I have a perspective a lot of folks here don't in that I've been a professional recording engineer for over 30 years.  I listen to sources, I choose their placement in a given room (which often makes a HUGE difference), I choose the microphone that either flatters the sound of the source I'd like to spotlight in the finished recording, or one that is flat and neutral.  I also choose one that has the polar pickup pattern that works best for the source, where it is in the room, the mic's distance from the source, and what else is playing in the room. What does their projection sound like from the microphone's point of view and how does it alter the sound of the source as heard by that microphone?  Sometimes I process that signal on the way in to the recording system, but more often than not I leave those decisions for the mix.

So when I see a Youtube video shot on a phone or a camcorder with ultra-cheap electret condenser mics and a ton of onboard processing with auto gain and limiting built in, moving around a room picking up the sound of a loudspeaker from a distance where room reflections become a critical component of the sound, I know only that I am *not* hearing anything more than a lousy recording, vaguely evocative of how the speaker sounds in that locations through those crappy mics.  And then it goes through the camera's codec and Youtube's codec afterward.  Then I listen back through the coloration of *my* speakers.  By the time you hear a recording of a component or loudspeaker on Youtube, all that's really left to judge critically is how it looks,  which seems to be how many audiophiles tend to listen anyway- with their eyes.

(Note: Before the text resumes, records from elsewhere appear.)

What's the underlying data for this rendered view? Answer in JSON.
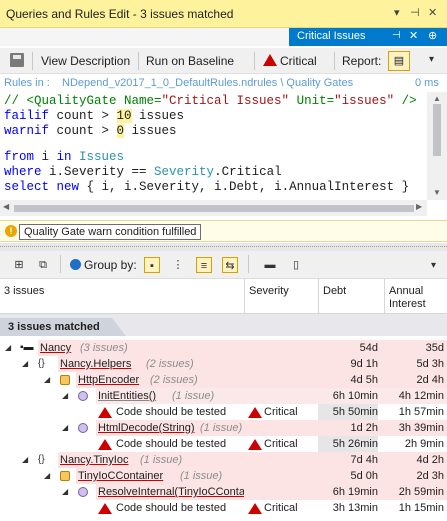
{
  "window": {
    "title": "Queries and Rules Edit  -  3 issues matched"
  },
  "tab": {
    "label": "Critical Issues"
  },
  "toolbar": {
    "view_description": "View Description",
    "run_on_baseline": "Run on Baseline",
    "critical": "Critical",
    "report": "Report:"
  },
  "rules_in": {
    "prefix": "Rules in :",
    "path": "NDepend_v2017_1_0_DefaultRules.ndrules \\ Quality Gates",
    "time": "0 ms"
  },
  "code": {
    "l1_comment_a": "// <QualityGate Name=",
    "l1_str_a": "\"Critical Issues\"",
    "l1_comment_b": " Unit=",
    "l1_str_b": "\"issues\"",
    "l1_comment_c": " />",
    "l2_kw": "failif",
    "l2_mid": " count > ",
    "l2_num": "10",
    "l2_end": " issues",
    "l3_kw": "warnif",
    "l3_mid": " count > ",
    "l3_num": "0",
    "l3_end": " issues",
    "l5_kw1": "from",
    "l5_mid": " i ",
    "l5_kw2": "in",
    "l5_ty": " Issues",
    "l6_kw": "where",
    "l6_mid": " i.Severity == ",
    "l6_ty": "Severity",
    "l6_end": ".Critical",
    "l7_kw1": "select",
    "l7_kw2": " new",
    "l7_end": " { i, i.Severity, i.Debt, i.AnnualInterest }"
  },
  "warning": {
    "text": "Quality Gate warn condition fulfilled"
  },
  "results_toolbar": {
    "group_by": "Group by:"
  },
  "columns": {
    "c1": "3 issues",
    "c2": "Severity",
    "c3": "Debt",
    "c4": "Annual Interest"
  },
  "group_tab": "3 issues matched",
  "rows": [
    {
      "name": "Nancy",
      "count": "(3 issues)",
      "debt": "54d",
      "ai": "35d"
    },
    {
      "name": "Nancy.Helpers",
      "count": "(2 issues)",
      "debt": "9d 1h",
      "ai": "5d 3h"
    },
    {
      "name": "HttpEncoder",
      "count": "(2 issues)",
      "debt": "4d 5h",
      "ai": "2d 4h"
    },
    {
      "name": "InitEntities()",
      "count": "(1 issue)",
      "debt": "6h 10min",
      "ai": "4h 12min"
    },
    {
      "name": "Code should be tested",
      "severity": "Critical",
      "debt": "5h 50min",
      "ai": "1h 57min"
    },
    {
      "name": "HtmlDecode(String)",
      "count": "(1 issue)",
      "debt": "1d 2h",
      "ai": "3h 39min"
    },
    {
      "name": "Code should be tested",
      "severity": "Critical",
      "debt": "5h 26min",
      "ai": "2h 9min"
    },
    {
      "name": "Nancy.TinyIoc",
      "count": "(1 issue)",
      "debt": "7d 4h",
      "ai": "4d 2h"
    },
    {
      "name": "TinyIoCContainer",
      "count": "(1 issue)",
      "debt": "5d 0h",
      "ai": "2d 3h"
    },
    {
      "name": "ResolveInternal(TinyIoCConta",
      "count": "",
      "debt": "6h 19min",
      "ai": "2h 59min"
    },
    {
      "name": "Code should be tested",
      "severity": "Critical",
      "debt": "3h 13min",
      "ai": "1h 15min"
    }
  ]
}
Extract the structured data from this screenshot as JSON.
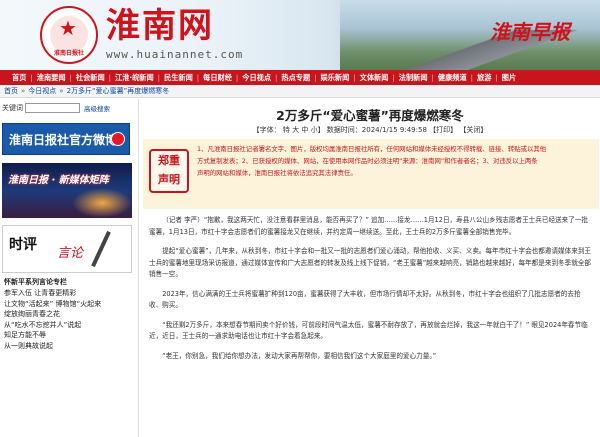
{
  "header": {
    "emblem_text": "淮南日报社",
    "site_name": "淮南网",
    "site_url": "www.huainannet.com",
    "newspaper_name": "淮南早报"
  },
  "nav": {
    "items": [
      "首页",
      "淮南要闻",
      "社会新闻",
      "江淮·皖新闻",
      "民生新闻",
      "每日财经",
      "今日视点",
      "热点专题",
      "娱乐新闻",
      "文体新闻",
      "法制新闻",
      "健康频道",
      "旅游",
      "图片"
    ]
  },
  "breadcrumb": {
    "home": "首页",
    "section": "今日视点",
    "current": "2万多斤“爱心蜜薯”再度爆燃寒冬"
  },
  "sidebar": {
    "keyword_label": "关键词",
    "keyword_value": "",
    "advanced_search": "高级搜索",
    "weibo_banner": "淮南日报社官方微博",
    "cyber_banner": "淮南日报 · 新媒体矩阵",
    "comment_banner_title": "时评",
    "comment_banner_sub": "言论",
    "list_head": "怀新平系列言论专栏",
    "list_items": [
      "参军入伍 让青春更精彩",
      "让文物“活起来” 博物馆“火起来",
      "绽放绚丽青春之花",
      "从“吃水不忘挖井人”说起",
      "知足方能不辱",
      "从一则典故说起"
    ]
  },
  "article": {
    "title": "2万多斤“爱心蜜薯”再度爆燃寒冬",
    "font_label": "【字体：",
    "font_sizes": [
      "特",
      "大",
      "中",
      "小"
    ],
    "font_close": "】",
    "date_time": "数据时间：2024/1/15 9:49:58",
    "print": "【打印】",
    "close": "【关闭】",
    "notice_stamp_1": "郑重",
    "notice_stamp_2": "声明",
    "notice_lines": [
      "1、凡淮南日报社记者署名文字、图片，版权均属淮南日报社所有，任何网站和媒体未经授权不得转载、链接、转贴或以其他",
      "方式复制发表；2、已获授权的媒体、网站，在使用本网作品时必须注明“来源：淮南网”和作者者名；3、对违反以上两条",
      "声明的网站和媒体，淮南日报社将依法追究其法律责任。"
    ],
    "paragraphs": [
      "（记者 李严）“抱歉，我这两天忙，没注意看群里消息，能否再买了？” 追加……接龙……1月12日，寿县八公山乡残志愿者王士兵已经送来了一批蜜薯，1月13日，市红十字会志愿者们的蜜薯接龙又在继续，并约定周一继续送。至此，王士兵的2万多斤蜜薯全部销售完毕。",
      "提起“爱心蜜薯”，几年来，从秋到冬，市红十字会和一批又一批的志愿者们爱心涌动，帮他抢收、义买、义卖。每年市红十字会也都邀请媒体来到王士兵的蜜薯地里现场采访报道，通过媒体宣传和广大志愿者的转发及线上线下促销，“老王蜜薯”越来越响亮，销路也越来越好，每年都是来到冬季就全部销售一空。",
      "2023年，信心满满的王士兵将蜜薯扩种到120亩，蜜薯获得了大丰收，但市场行情却不太好。从秋到冬，市红十字会也组织了几批志愿者的去抢收、购买。",
      "“我还剩2万多斤，本来想春节期间卖个好价钱，可前段时间气温太低，蜜薯不耐存放了，再放就会烂掉，我这一年就白干了！” 眼见2024年春节临近，近日，王士兵的一通求助电话也让市红十字会着急起来。",
      "“老王，你别急，我们给你想办法，发动大家再帮帮你，要相信我们这个大家庭里的爱心力量。”"
    ]
  },
  "colors": {
    "brand_red": "#c8151d",
    "link_blue": "#0a47a0",
    "notice_bg": "#fdf3da"
  }
}
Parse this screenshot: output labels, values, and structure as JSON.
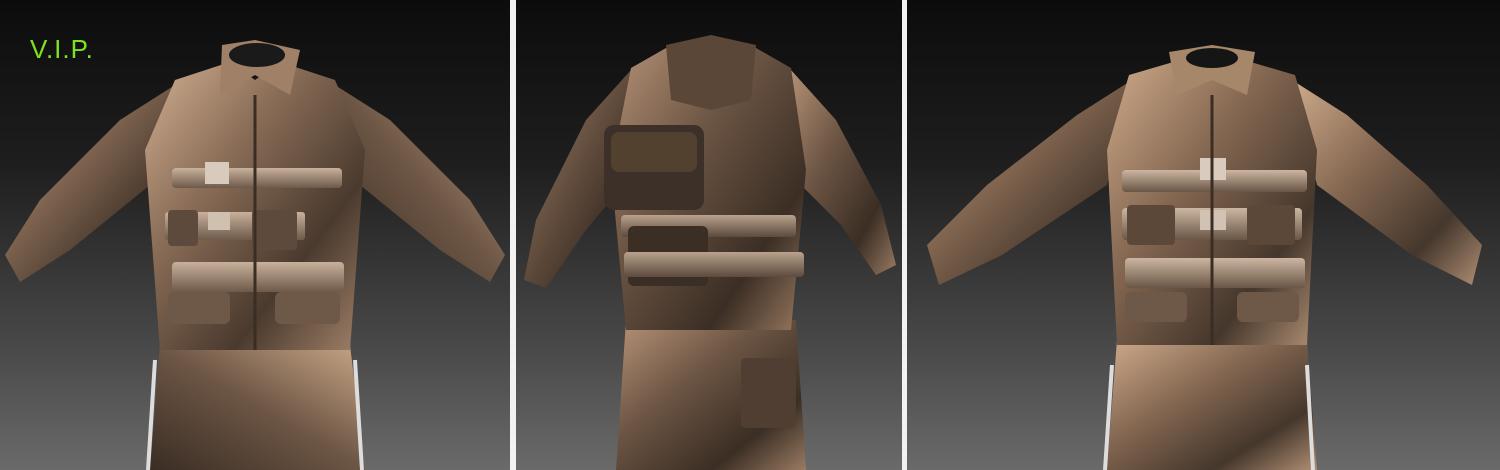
{
  "overlay": {
    "label": "V.I.P.",
    "label_color": "#7ee31f"
  },
  "views": [
    {
      "name": "front-view"
    },
    {
      "name": "back-view"
    },
    {
      "name": "front-view-2"
    }
  ],
  "colors": {
    "jacket": "#7a6250",
    "highlight": "#c7a588",
    "shadow": "#2f241d",
    "belt": "#b7a08c"
  }
}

Nothing about youtube, but about the above statement. On two occassions, at Harman store when asking to hear different Revel speakers, the source was.......mp3s from a Samsung phone connected via 3.5mm headphone output.
As long as the other speakers you're comparing use a similar source you have a baseline.  There is zero baseline on Youtube videos.  It's impossible to tell if the person who shot the video was using the ultra cheap microphone built into their camera or the one in their phone.  It is ridiculous on its face.  But then so much of this hobby is. 
Daj says:
Nice. To me, this blows up the argument of uselessness.

The fact that the mics are better than a camera mic moving around the room doesn't mitigate the fact that Rode are, at best, "meh" microphones.  Nevertheless there is a baseline established and maintained.  That's a step above.  But the placement of the mics lets you know how each of those speakers sound off-axis only, not what the on-axis sound is like at what would be a typical listening position.  Even with a single set of speakers A/Bing them miked from the position shown in the video with mics placed at the apex of a triangle typical to a home listening setup would sound at least as different from one another as multiple speakers miked the way they are in the video.  Position those same mics like that on an electrostatic speaker and it would sound absolutely nothing like how it would to a person in the sweet spot.  At the distance in the video most cardioid mics are still pretty beamy and the distance between drivers of the floor standing speakers will definitely affect what gets picked up.  The stand mounted speakers look to have their drivers more or less equidistant from the microphones so they might well have the advantage of less phase cancellation.